The athlete (Ali Serbest) will personally implement and test this method, documenting both objective outcomes (strength, hypertrophy, performance metrics) and subjective experiences (perceived exertion, recovery, mental state). Final results will be reported to assess the validity and effectiveness of the OV-17A approach.
1. Introduction
This protocol combines a short-term phase of high-intensity overload with a structured recovery period.

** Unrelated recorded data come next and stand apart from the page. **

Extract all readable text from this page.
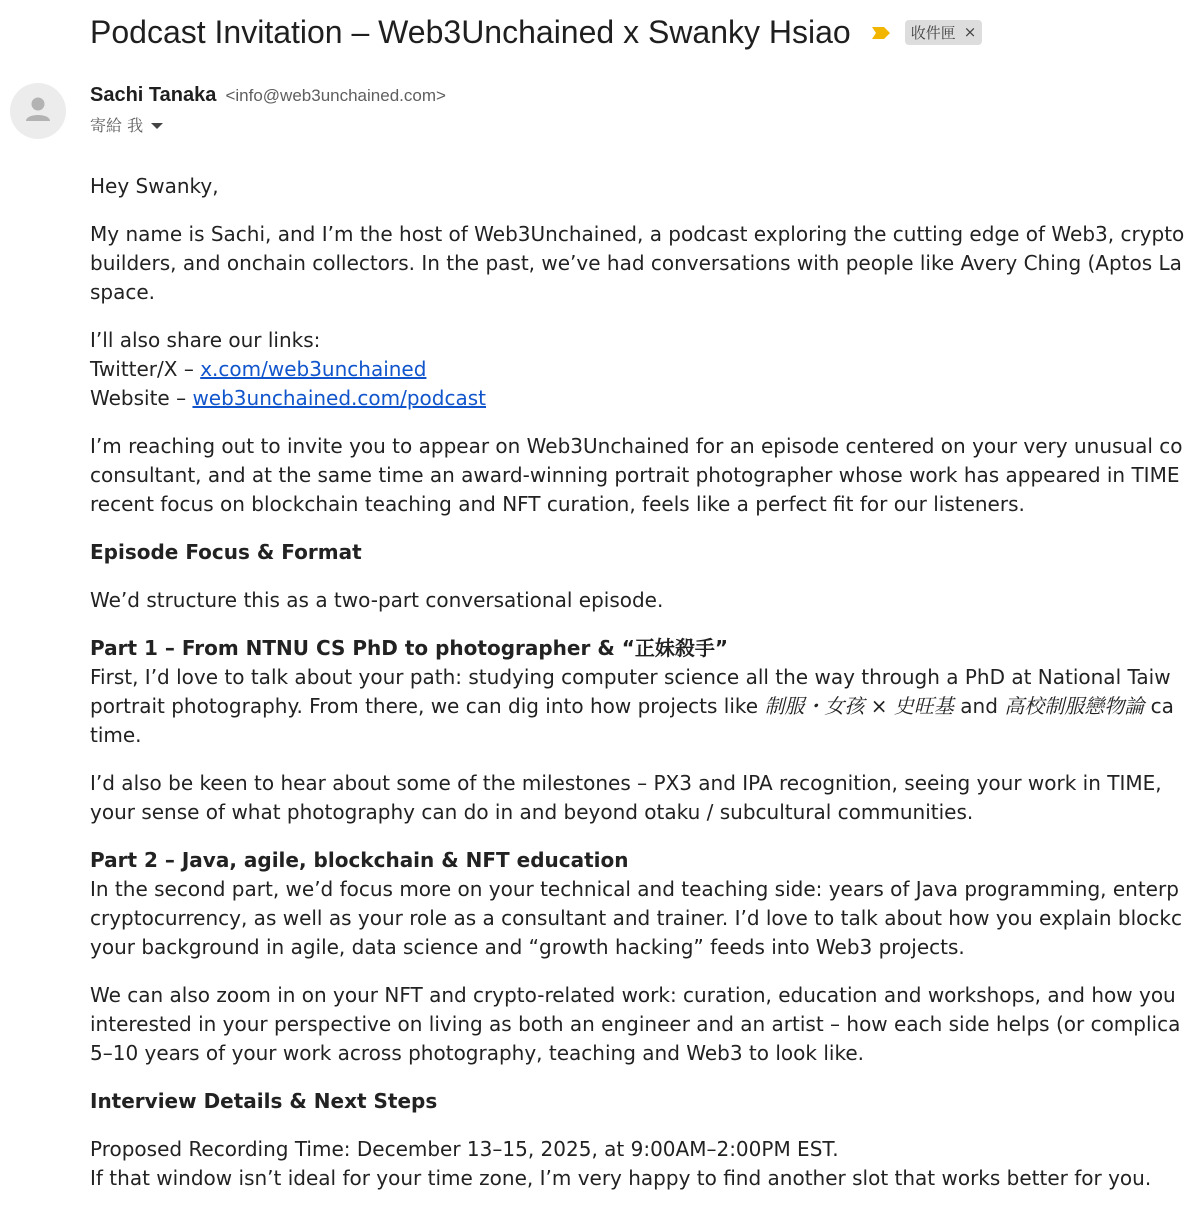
Podcast Invitation – Web3Unchained x Swanky Hsiao	收件匣 ×
Sachi Tanaka <info@web3unchained.com>
寄給 我

Hey Swanky,

My name is Sachi, and I’m the host of Web3Unchained, a podcast exploring the cutting edge of Web3, crypto
builders, and onchain collectors. In the past, we’ve had conversations with people like Avery Ching (Aptos La
space.

I’ll also share our links:
Twitter/X – x.com/web3unchained
Website – web3unchained.com/podcast

I’m reaching out to invite you to appear on Web3Unchained for an episode centered on your very unusual co
consultant, and at the same time an award-winning portrait photographer whose work has appeared in TIME
recent focus on blockchain teaching and NFT curation, feels like a perfect fit for our listeners.

Episode Focus & Format

We’d structure this as a two-part conversational episode.

Part 1 – From NTNU CS PhD to photographer & “正妹殺手”
First, I’d love to talk about your path: studying computer science all the way through a PhD at National Taiw
portrait photography. From there, we can dig into how projects like 制服・女孩 × 史旺基 and 高校制服戀物論 ca
time.

I’d also be keen to hear about some of the milestones – PX3 and IPA recognition, seeing your work in TIME,
your sense of what photography can do in and beyond otaku / subcultural communities.

Part 2 – Java, agile, blockchain & NFT education
In the second part, we’d focus more on your technical and teaching side: years of Java programming, enterp
cryptocurrency, as well as your role as a consultant and trainer. I’d love to talk about how you explain blockc
your background in agile, data science and “growth hacking” feeds into Web3 projects.

We can also zoom in on your NFT and crypto-related work: curation, education and workshops, and how you
interested in your perspective on living as both an engineer and an artist – how each side helps (or complica
5–10 years of your work across photography, teaching and Web3 to look like.

Interview Details & Next Steps

Proposed Recording Time: December 13–15, 2025, at 9:00AM–2:00PM EST.
If that window isn’t ideal for your time zone, I’m very happy to find another slot that works better for you.
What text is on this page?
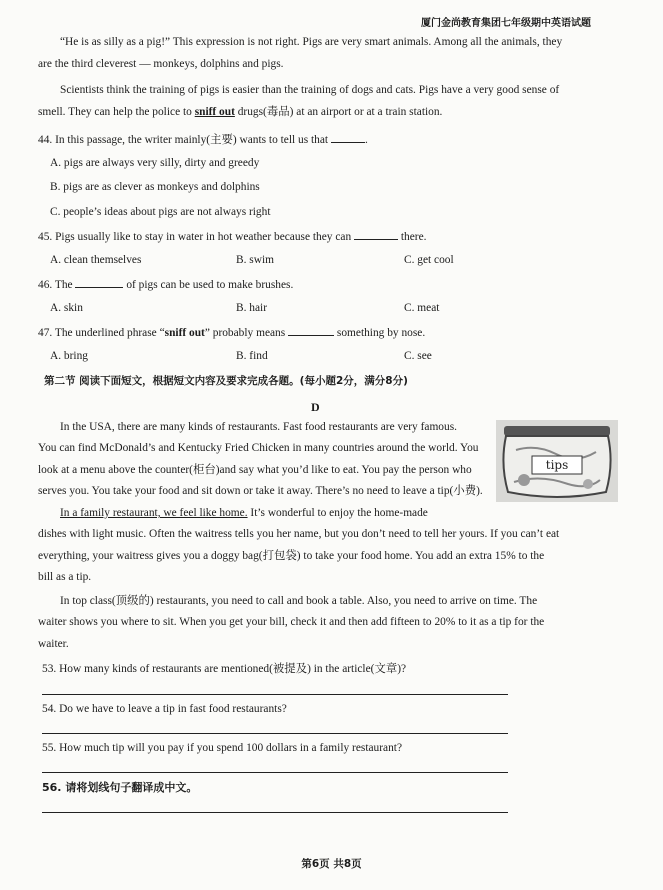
厦门金尚教育集团七年级期中英语试题
“He is as silly as a pig!” This expression is not right. Pigs are very smart animals. Among all the animals, they
are the third cleverest — monkeys, dolphins and pigs.
Scientists think the training of pigs is easier than the training of dogs and cats. Pigs have a very good sense of
smell. They can help the police to sniff out drugs(毒品) at an airport or at a train station.
44. In this passage, the writer mainly(主要) wants to tell us that	.
A. pigs are always very silly, dirty and greedy
B. pigs are as clever as monkeys and dolphins
C. people’s ideas about pigs are not always right
45. Pigs usually like to stay in water in hot weather because they can	there.
A. clean themselves	B. swim	C. get cool
46. The	of pigs can be used to make brushes.
A. skin	B. hair	C. meat
47. The underlined phrase “sniff out” probably means	something by nose.
A. bring	B. find	C. see
第二节 阅读下面短文，根据短文内容及要求完成各题。(每小题2分，满分8分)
D
In the USA, there are many kinds of restaurants. Fast food restaurants are very famous.
You can find McDonald’s and Kentucky Fried Chicken in many countries around the world. You
look at a menu above the counter(柜台)and say what you’d like to eat. You pay the person who
serves you. You take your food and sit down or take it away. There’s no need to leave a tip(小费).
tips
In a family restaurant, we feel like home. It’s wonderful to enjoy the home-made
dishes with light music. Often the waitress tells you her name, but you don’t need to tell her yours. If you can’t eat
everything, your waitress gives you a doggy bag(打包袋) to take your food home. You add an extra 15% to the
bill as a tip.
In top class(顶级的) restaurants, you need to call and book a table. Also, you need to arrive on time. The
waiter shows you where to sit. When you get your bill, check it and then add fifteen to 20% to it as a tip for the
waiter.
53. How many kinds of restaurants are mentioned(被提及) in the article(文章)?
54. Do we have to leave a tip in fast food restaurants?
55. How much tip will you pay if you spend 100 dollars in a family restaurant?
56. 请将划线句子翻译成中文。
第6页 共8页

The goal is to maximize strength, hypertrophy, and visual muscular definition within a limited time window.
2. Methods
2.1. Structure
Overreaching (11 days): High-intensity strength and hypertrophy sessions, organized in a 5-day split.
Supercompensation (8 days): Active recovery with low-intensity activity, sufficient protein intake, and enhanced recovery strategies.
2.2. Training Split (Weekdays, 5 sessions)
Monday: Push (bench press emphasis, chest–triceps–shoulders)
Tuesday: Pull (barbell row emphasis, back–biceps)
Wednesday: Legs (Bulgarian split squat emphasis, lower body)
Thursday: Upper-body accessory (high volume, pump work)
Friday: Full upper (bench, row, pull-ups, arms/shoulder finishers)
2.3. Morning Bicycle (Priming)
5 km low-to-moderate intensity cycling every training day.
Purpose: improve circulation, raise muscle temperature, and prime the nervous system.
2.4. Sauna
Whenever possible, 10–15 minutes post-training sauna.
Purpose: enhance recovery, circulation, and reduce muscle stiffness.
2.5. Sleep
Minimum 9 hours of sleep per night.
Critical for growth hormone release, testosterone regulation, and overall recovery.
2.6. Daily Step Target
Minimum 8,000 steps per day, with an optimal range of 10,000 or more.
Purpose: maintain active recovery, enhance circulation, and support energy expenditure.
3. Session Design
Heavy Block (Mechanical Tension): 5×5 at 75–85% 1RM, 2–3 min rest.
Pump Block (Metabolic Stress): 30 sec rest → 15–20 reps at 40–50% load.
Drop Set: Reduce load by 25–35% for additional sets after failure.
Compound Set: Paired exercises for the same muscle group (e.g., lateral raise + overhead press).
Movements included: bench press, incline bench press, barbell row, dumbbell row, pull-up, overhead press, Bulgarian split squat, calf raise, push-up, curls, triceps pushdown, cable overhead triceps, lateral raise, face pull, core work.
4. Nutrition
Overreaching (11 days)
Energy: 3,800–4,200 kcal/day
Protein: 130–150 g
Carbohydrates: 450–550 g
Fat: 90–110 g
Supercompensation (8 days)
Energy: 2,800–3,400 kcal/day
Protein: 90–110 g
Carbohydrates: bananas, bread, potatoes, pasta, rice
Fat: nuts, peanut butter, oils
Activity: 8,000–10,000 steps daily, optional push-ups/pull-ups.
5. Expected Outcomes
Bench Press: ~65–70 kg
Barbell Row: ~85 kg PR
Bulgarian Split Squat: ~120 kg
Pull-ups: 15 reps
Additionally, improved muscle fullness (glycogen loading), vascularity, and overall hypertrophy are anticipated.
6. Discussion
The OV-17A System integrates mechanical tension, metabolic stress, and controlled muscle damage within one protocol. Morning cycling, sauna, and daily walking (≥8,000 steps) enhance circulation and recovery, while extended sleep ensures hormonal optimization.
The short-term overload followed by an active recovery week minimizes the risk of overtraining while exploiting the supercompensation effect. This design enables rapid improvements in both strength and physique.